Premesso quanto innanzi, il ricorrente, avrebbe dovuto specificare il contenuto della critica mossa alla sentenza impugnata, indicando anche puntualmente i fatti processuali alla base dell’errore denunciato, dovendo tale specificazione essere contenuta, a pena d’inammissibilità, nello stesso ricorso per cassazione, per il principio di autosufficienza (Cass. Sez. 1, 06/11/2021, n. 24048). Il motivo, così come formulato è infatti inammissibile per difetto di specificità atteso che dal contenuto della sentenza (ove ci si riferisce lessicalmente all’accertamento integrativo e contestualmente alla disciplina di quello parziale) e del ricorso non risulta quale accertamento sia stato in concreto posto in essere.
Ciò comporta il passaggio in giudicato della statuizione della C.T.R. che ha accolto (con una seconda ed autonoma ratio decidendi ) il ricorso del contribuente non sussistendo i presupposti di cui all’art. 54, comma 5, d.p.r. n. 633 del 1972.
L’inammissibilità del motivo di cui innanzi comporta l’assorbimento della prima doglianza.
La sentenza risulta di merito infatti sorretta, come osservato al punto 3, da due diverse rationes decidendi , distinte ed autonome, ciascuna delle quali giuridicamente e logicamente sufficiente a giustificare la decisione adottata, sicché l’inammissibilità del motivo di ricorso attinente ad una di esse rende irrilevante l’esame dei motivi riferiti all’altra, i quali non risulterebbero in nessun caso idonei a determinare l’annullamento della sentenza impugnata, risultando comunque consolidata l’autonoma motivazione oggetto della censura dichiarata inammissibile (Cass. n. 15399 del 2018).

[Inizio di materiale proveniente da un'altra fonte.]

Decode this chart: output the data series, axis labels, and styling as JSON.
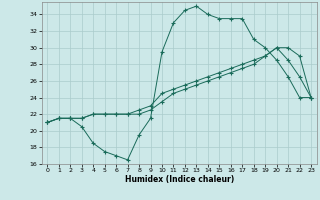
{
  "title": "",
  "xlabel": "Humidex (Indice chaleur)",
  "bg_color": "#cce8e8",
  "grid_color": "#aacccc",
  "line_color": "#1a6b5a",
  "xlim": [
    -0.5,
    23.5
  ],
  "ylim": [
    16,
    35.5
  ],
  "xticks": [
    0,
    1,
    2,
    3,
    4,
    5,
    6,
    7,
    8,
    9,
    10,
    11,
    12,
    13,
    14,
    15,
    16,
    17,
    18,
    19,
    20,
    21,
    22,
    23
  ],
  "yticks": [
    16,
    18,
    20,
    22,
    24,
    26,
    28,
    30,
    32,
    34
  ],
  "line1_x": [
    0,
    1,
    2,
    3,
    4,
    5,
    6,
    7,
    8,
    9,
    10,
    11,
    12,
    13,
    14,
    15,
    16,
    17,
    18,
    19,
    20,
    21,
    22,
    23
  ],
  "line1_y": [
    21,
    21.5,
    21.5,
    20.5,
    18.5,
    17.5,
    17,
    16.5,
    19.5,
    21.5,
    29.5,
    33,
    34.5,
    35,
    34,
    33.5,
    33.5,
    33.5,
    31,
    30,
    28.5,
    26.5,
    24,
    24
  ],
  "line2_x": [
    0,
    1,
    2,
    3,
    4,
    5,
    6,
    7,
    8,
    9,
    10,
    11,
    12,
    13,
    14,
    15,
    16,
    17,
    18,
    19,
    20,
    21,
    22,
    23
  ],
  "line2_y": [
    21,
    21.5,
    21.5,
    21.5,
    22,
    22,
    22,
    22,
    22.5,
    23,
    24.5,
    25,
    25.5,
    26,
    26.5,
    27,
    27.5,
    28,
    28.5,
    29,
    30,
    28.5,
    26.5,
    24
  ],
  "line3_x": [
    0,
    1,
    2,
    3,
    4,
    5,
    6,
    7,
    8,
    9,
    10,
    11,
    12,
    13,
    14,
    15,
    16,
    17,
    18,
    19,
    20,
    21,
    22,
    23
  ],
  "line3_y": [
    21,
    21.5,
    21.5,
    21.5,
    22,
    22,
    22,
    22,
    22,
    22.5,
    23.5,
    24.5,
    25,
    25.5,
    26,
    26.5,
    27,
    27.5,
    28,
    29,
    30,
    30,
    29,
    24
  ]
}
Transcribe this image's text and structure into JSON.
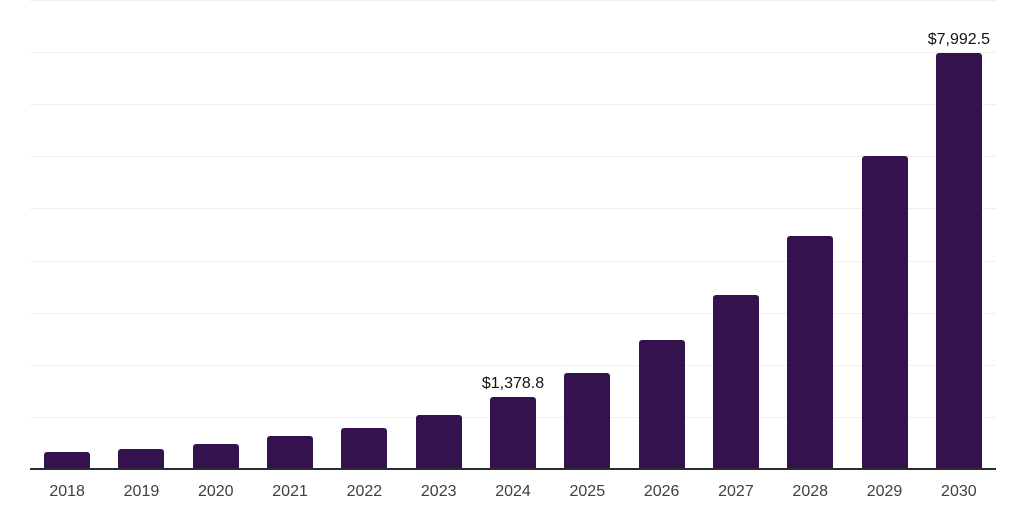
{
  "chart_data": {
    "type": "bar",
    "title": "",
    "xlabel": "",
    "ylabel": "",
    "categories": [
      "2018",
      "2019",
      "2020",
      "2021",
      "2022",
      "2023",
      "2024",
      "2025",
      "2026",
      "2027",
      "2028",
      "2029",
      "2030"
    ],
    "values": [
      330,
      390,
      475,
      625,
      790,
      1030,
      1378.8,
      1848,
      2480,
      3345,
      4480,
      6015,
      7992.5
    ],
    "value_labels": [
      null,
      null,
      null,
      null,
      null,
      null,
      "$1,378.8",
      null,
      null,
      null,
      null,
      null,
      "$7,992.5"
    ],
    "ylim": [
      0,
      9000
    ],
    "gridline_step": 1000,
    "grid": true,
    "y_tick_labels_visible": false,
    "legend": "none",
    "colors": {
      "bar": "#33124d",
      "gridline": "#efefef",
      "axis_line": "#2b2b2b",
      "tick_label": "#3f3f3f",
      "value_label": "#121212",
      "background": "#ffffff"
    }
  }
}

Ne consegue la sopravvenuta la carenza dell’interesse ad agire del ricorrente per le medesime ragioni innanzi evidenziate ossia in quanto la doglianza non potrebbe comunque condurre, stante l’intervenuta definitività dell’altra statuizione censurata, alla cassazione della decisione stessa.
In conclusione, il ricorso deve essere respinto ed il ricorrente condannato al pagamento delle spese processuali in favore del controricorrente nella misura di cui al dispositivo.
Risultando soccombente una parte ammessa alla prenotazione a debito del contributo unificato per essere amministrazione pubblica difesa dall’Avvocatura Generale dello Stato, non si applica l’art. 13, comma 1-quater d.P.R. 30 maggio 2002, n. 115.
P.Q.M.
Rigetta il ricorso e condanna il ricorrente al pagamento delle spese processuali che liquida in euro 15.000,00.